Private Alexander Edward Blue of Paisley, Ontario joined the 18th Battalion at it’s inception. On October 27, 1914 he enlisted and began his journey to war. He would become wounded on June 29, 1916, 612 days into his service with the Canadian Expeditionary Force. His war experience is offered in digital format which allows us to see a bit more of the man that joined to serve on that fall day in Walkerton, Ontario.
His service record offers another insight.
Many of the medical notes in the service records are written out in long-had cursive using grey lead pencil on a grey coloured paper. Invariably these note are nigh unto very difficult to read[i]. But, in the case of Private Blue, we have a fascinating medical note from his wounding during his service. He was wounded in the chest and after being evacuated from the front line his thread of treatment began until his eventual release back to active service in June, 1917. It is fascinating as it overviews the wound, its condition, is legible, and offers a hand-drawn sketch of the wound.
The notes are made at the East Leeds War Hospital[ii], Harehills Road, Leeds. The of the notes are from at, or about, July 28, 1916 and read as follows:
Disease: Bullet [Wound]
On June 29th between Hill 60 and The Bluff he was struck whilst close behind the trenches by a bullet (sniper) which passed through the right chest, entering 2” below the outer third of the clavicle (the [tear] of entry is over the pulsating axillary artery) and passing obliquely backwards and downwards, emerging in the middle line behind at the level of the 2nd dorsal spine[iii]. The wounds are healed.
No damage was done to the spine.
He spat blood in small quantity for 2 days. Pyrexia[iv] up to admission. A pneumothorax[v] on the right side formed and was aspirated below the inferior angled of the R[ight] scapula. There remains dullness, loss of T.V.F[vi]., and diminution of breath sounds.
Over the upper 1/3 well marked coarse friction [rub] is heard.
The shortness of breath, at first very pronounced was relieved by the aspiration + but little remains.
The heart is still displaced about one inch to the left. Pulse 92 [firm], of good quality.
[Signed] H.H. Illegible, Capt. R.A.M.C.
There is an attached hand-drawn diagram showing a dot here the bullet entry point is, then, very lightly one can discern a double row of dots, probably outlining the location of the axillary artery, with the solid lines outlining the bone structure in the area of the wound.
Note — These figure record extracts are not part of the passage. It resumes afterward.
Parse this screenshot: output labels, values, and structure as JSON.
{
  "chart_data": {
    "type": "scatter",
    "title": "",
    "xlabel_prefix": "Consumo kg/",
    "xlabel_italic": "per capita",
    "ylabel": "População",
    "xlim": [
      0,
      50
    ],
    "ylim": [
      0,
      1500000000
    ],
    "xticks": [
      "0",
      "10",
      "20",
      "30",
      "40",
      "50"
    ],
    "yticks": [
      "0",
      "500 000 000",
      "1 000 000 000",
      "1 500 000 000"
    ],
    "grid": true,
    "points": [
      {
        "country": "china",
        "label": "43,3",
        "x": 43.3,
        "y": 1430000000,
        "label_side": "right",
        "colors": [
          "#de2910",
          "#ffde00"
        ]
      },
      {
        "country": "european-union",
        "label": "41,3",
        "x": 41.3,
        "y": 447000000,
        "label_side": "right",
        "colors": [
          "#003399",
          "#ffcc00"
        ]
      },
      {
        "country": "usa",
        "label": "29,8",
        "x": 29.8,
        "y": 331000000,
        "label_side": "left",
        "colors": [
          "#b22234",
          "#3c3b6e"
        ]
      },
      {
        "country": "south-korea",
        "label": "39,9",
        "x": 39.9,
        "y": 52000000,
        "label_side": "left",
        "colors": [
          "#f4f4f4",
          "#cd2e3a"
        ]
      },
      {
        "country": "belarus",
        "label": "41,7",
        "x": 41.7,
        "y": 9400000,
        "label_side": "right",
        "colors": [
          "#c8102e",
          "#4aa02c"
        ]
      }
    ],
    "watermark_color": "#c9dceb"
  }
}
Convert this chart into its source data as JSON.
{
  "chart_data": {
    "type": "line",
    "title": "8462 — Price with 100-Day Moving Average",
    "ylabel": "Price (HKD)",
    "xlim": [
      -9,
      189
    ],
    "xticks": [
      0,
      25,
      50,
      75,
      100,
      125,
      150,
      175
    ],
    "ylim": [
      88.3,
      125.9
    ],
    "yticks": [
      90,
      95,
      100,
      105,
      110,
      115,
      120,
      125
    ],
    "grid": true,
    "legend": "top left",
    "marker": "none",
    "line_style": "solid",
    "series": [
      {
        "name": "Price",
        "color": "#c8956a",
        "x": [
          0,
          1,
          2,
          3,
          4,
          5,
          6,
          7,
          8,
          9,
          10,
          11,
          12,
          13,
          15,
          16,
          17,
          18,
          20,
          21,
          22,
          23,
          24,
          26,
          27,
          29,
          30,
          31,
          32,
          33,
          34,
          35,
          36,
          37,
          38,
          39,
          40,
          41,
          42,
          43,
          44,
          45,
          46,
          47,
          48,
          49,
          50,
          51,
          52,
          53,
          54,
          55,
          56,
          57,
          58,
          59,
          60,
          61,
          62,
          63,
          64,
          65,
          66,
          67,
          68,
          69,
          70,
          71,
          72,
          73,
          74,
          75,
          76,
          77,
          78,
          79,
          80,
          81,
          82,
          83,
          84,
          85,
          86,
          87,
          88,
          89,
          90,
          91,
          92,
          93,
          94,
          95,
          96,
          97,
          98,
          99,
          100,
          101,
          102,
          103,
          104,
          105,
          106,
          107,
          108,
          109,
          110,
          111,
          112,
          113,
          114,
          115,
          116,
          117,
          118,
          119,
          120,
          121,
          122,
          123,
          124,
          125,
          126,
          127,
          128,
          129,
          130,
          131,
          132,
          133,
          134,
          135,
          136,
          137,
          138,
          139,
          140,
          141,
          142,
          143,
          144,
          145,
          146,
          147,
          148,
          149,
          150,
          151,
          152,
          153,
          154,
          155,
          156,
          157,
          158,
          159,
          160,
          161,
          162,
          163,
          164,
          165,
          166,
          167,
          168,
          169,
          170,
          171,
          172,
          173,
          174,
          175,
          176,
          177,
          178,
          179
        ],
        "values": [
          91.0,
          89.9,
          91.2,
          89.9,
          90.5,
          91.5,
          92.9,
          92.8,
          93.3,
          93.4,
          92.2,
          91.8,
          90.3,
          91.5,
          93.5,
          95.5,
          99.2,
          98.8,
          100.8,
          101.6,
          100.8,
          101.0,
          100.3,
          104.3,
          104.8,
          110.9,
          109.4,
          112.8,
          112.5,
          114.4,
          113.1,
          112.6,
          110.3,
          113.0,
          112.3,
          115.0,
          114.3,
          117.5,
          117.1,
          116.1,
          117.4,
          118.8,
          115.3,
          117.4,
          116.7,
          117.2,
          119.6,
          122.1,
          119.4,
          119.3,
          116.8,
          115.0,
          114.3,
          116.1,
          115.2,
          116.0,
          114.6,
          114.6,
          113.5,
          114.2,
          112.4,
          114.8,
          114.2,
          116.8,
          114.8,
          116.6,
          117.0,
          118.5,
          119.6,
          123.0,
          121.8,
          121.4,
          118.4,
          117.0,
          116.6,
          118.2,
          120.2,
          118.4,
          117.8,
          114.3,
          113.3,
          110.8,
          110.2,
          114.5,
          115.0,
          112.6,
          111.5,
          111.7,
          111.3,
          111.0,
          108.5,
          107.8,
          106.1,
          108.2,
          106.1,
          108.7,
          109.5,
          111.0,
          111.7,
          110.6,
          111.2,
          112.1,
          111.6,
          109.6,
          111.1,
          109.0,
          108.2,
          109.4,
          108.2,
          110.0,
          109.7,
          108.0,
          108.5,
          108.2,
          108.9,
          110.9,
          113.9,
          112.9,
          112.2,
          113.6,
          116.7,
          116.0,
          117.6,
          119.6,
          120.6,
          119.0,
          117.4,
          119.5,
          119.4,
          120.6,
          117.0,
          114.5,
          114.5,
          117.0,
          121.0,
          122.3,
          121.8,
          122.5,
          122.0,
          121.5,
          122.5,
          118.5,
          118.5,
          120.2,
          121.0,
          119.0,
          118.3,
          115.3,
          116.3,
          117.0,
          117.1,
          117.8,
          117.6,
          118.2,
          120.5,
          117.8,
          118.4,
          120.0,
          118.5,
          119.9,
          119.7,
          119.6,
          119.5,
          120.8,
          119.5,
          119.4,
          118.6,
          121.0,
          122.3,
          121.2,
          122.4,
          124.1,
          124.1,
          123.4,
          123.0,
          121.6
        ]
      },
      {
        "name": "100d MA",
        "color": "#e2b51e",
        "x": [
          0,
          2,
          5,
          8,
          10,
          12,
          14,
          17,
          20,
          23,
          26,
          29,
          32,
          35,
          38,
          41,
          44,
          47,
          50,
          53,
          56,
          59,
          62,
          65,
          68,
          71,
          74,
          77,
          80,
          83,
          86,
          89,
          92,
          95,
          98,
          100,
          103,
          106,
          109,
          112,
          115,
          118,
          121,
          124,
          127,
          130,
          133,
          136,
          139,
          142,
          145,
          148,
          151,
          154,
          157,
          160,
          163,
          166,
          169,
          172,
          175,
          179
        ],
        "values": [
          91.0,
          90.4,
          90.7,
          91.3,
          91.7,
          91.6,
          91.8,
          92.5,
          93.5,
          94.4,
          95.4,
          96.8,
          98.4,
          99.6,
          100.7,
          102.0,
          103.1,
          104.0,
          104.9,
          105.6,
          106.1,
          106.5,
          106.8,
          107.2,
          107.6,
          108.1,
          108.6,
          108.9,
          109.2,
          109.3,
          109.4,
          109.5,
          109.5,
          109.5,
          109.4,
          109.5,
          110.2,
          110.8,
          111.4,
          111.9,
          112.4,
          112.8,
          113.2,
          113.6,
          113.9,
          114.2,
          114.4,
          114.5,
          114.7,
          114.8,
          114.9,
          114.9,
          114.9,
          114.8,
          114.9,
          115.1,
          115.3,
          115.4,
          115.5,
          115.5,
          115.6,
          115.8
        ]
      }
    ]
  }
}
The drawing is further interesting as it may be an actual representation of Private Blue’s physical make up. The subject of the drawing has a mustache and chest hair and it could be surmised that the doctor drawing the subject of the diagram would represent that person accurately. There would be no reason to add those details in the drawing if they were not actually there.
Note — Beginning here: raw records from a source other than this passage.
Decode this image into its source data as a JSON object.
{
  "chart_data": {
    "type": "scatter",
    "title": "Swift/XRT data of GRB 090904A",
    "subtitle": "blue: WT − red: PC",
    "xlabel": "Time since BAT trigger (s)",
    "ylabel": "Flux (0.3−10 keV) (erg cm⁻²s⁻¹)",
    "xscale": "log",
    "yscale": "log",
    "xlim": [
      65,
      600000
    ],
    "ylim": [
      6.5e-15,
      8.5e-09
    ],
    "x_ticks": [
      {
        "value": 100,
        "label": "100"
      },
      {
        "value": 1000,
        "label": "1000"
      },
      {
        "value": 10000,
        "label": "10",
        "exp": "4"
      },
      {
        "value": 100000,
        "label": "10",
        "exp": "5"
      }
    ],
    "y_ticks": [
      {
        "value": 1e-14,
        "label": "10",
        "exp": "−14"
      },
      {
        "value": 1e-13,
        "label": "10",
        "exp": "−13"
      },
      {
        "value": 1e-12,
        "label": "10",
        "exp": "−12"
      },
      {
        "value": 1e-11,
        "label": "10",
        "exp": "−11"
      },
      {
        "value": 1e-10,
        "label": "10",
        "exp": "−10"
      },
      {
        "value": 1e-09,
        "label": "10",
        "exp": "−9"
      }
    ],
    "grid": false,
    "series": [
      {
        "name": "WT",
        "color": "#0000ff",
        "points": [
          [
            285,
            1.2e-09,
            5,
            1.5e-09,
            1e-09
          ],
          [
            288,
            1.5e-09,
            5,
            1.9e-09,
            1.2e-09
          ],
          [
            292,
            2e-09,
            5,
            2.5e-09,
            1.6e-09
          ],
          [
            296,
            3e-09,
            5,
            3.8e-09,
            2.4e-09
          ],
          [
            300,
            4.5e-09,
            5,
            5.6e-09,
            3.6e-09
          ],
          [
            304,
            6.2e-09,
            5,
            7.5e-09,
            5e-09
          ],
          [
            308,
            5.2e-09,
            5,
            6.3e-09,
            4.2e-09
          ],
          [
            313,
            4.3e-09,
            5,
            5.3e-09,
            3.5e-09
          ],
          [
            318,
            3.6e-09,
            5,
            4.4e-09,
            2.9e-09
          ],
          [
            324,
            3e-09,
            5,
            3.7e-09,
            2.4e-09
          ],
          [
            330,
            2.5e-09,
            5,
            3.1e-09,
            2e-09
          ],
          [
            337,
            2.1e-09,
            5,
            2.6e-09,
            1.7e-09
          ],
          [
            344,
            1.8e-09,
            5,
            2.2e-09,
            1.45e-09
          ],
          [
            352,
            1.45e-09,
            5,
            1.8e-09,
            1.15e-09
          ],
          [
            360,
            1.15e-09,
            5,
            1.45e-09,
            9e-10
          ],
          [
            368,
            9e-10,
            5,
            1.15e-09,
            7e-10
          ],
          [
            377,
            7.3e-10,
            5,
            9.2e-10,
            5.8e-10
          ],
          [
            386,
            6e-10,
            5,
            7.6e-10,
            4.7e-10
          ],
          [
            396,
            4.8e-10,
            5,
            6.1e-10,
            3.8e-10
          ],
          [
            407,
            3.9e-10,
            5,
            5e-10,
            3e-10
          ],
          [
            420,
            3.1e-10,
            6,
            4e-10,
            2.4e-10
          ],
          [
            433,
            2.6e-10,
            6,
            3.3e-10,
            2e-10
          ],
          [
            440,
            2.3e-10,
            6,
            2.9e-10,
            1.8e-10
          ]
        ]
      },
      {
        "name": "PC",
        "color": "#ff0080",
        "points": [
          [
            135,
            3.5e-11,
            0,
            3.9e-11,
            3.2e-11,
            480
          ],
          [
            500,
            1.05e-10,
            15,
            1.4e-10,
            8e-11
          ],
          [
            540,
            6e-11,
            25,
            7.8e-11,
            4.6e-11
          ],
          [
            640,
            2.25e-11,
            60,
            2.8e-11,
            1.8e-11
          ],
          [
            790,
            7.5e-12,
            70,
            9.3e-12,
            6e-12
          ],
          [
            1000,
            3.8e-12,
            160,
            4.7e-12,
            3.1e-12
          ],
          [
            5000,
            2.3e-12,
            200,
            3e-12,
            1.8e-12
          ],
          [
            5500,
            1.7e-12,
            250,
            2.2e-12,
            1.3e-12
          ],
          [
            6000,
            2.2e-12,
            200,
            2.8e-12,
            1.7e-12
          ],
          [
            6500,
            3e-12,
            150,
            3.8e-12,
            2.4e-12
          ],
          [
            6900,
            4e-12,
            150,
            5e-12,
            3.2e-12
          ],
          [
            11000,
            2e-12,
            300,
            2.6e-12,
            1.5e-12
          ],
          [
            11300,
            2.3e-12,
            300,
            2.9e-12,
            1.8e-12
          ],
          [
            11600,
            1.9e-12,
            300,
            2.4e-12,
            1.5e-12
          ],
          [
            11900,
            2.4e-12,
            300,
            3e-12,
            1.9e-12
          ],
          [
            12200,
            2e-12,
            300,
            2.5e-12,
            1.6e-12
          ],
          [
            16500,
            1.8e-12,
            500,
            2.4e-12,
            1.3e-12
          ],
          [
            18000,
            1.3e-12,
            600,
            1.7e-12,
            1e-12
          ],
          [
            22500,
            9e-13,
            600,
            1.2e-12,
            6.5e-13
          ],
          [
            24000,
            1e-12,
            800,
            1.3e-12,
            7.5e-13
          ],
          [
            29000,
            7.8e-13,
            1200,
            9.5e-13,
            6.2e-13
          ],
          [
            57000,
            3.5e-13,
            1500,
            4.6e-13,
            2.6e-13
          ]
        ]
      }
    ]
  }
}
There is a small annotation to the left of the drawing and it appears to say: “wa of entry lying over axillary artery”

On August 15, 1916 a radiographic report was made to confirm the displacement of the heart. The form shows us that Private Blue was located at Killingbeck, in ward K26, bed 5 as of August 3, 1916. The report has a brief description of the case and Captain. L. Rowden, R.A.M.C. indicates: “X ray appearances of chest – normal. Heart now not displaced.”

With the wounds healed and his heart now not displaced Private Blue convalesced until October 29, 1916 where he was declared fit for service after 6 weeks training by a C.C.A.C. medical board in Shoreham. The notes read: “Wounds well healed – Lungs pretty much cleaned up – no evidence of any permanent disability.”
With that, Private Blue was put back into the organization of the Canadian Army to be processed, retrained, and rehabilitated to the point where he could fight once again. The 6 weeks actually ended up being much longer, 32 weeks and 6 days until he was to rejoin the 18th Battalion. It is not clear as to the reason for the delay in returning to his unit. On November 1, 1916 he was assigned to Command Deport for 6 weeks and then served with the 4th Reserve Battalion in West Sandling from early February to May 1917 where he was detached to Etaples, France before he rejoined his unit. It is not clear from his service record why the discrepancy of time estimated by the medical board or 6 weeks translated into almost 33 weeks.
He served with the 18th Battalion and had other medical issues until the process of demobilization took hold and was to come back to Canada aboard the S.S. Adriatic landing in Halifax, Nova Scotia September 10, 1919, a full 1,780 days after he enlisted.



[i] This aspect of research is extremely frustrating.
[ii] The East Leeds War Hospital is now the Thackary Medical Museum.
[iii] The term, dorsal spine, appears to be outmoded and replaced today by the term thoracic spine. It is the largest section of the spine and the exit wound would be at almost the same level of entry wound. The exit wound may have been very small as there appears to be no mention of it during the medical reports.
[iv] Increase of body temperature, possibly a fever.
[vi] Possibly are reference to tactile vocal fremitus. Indicates denser or inflamed lung tissue relating to the affects of pneumonia.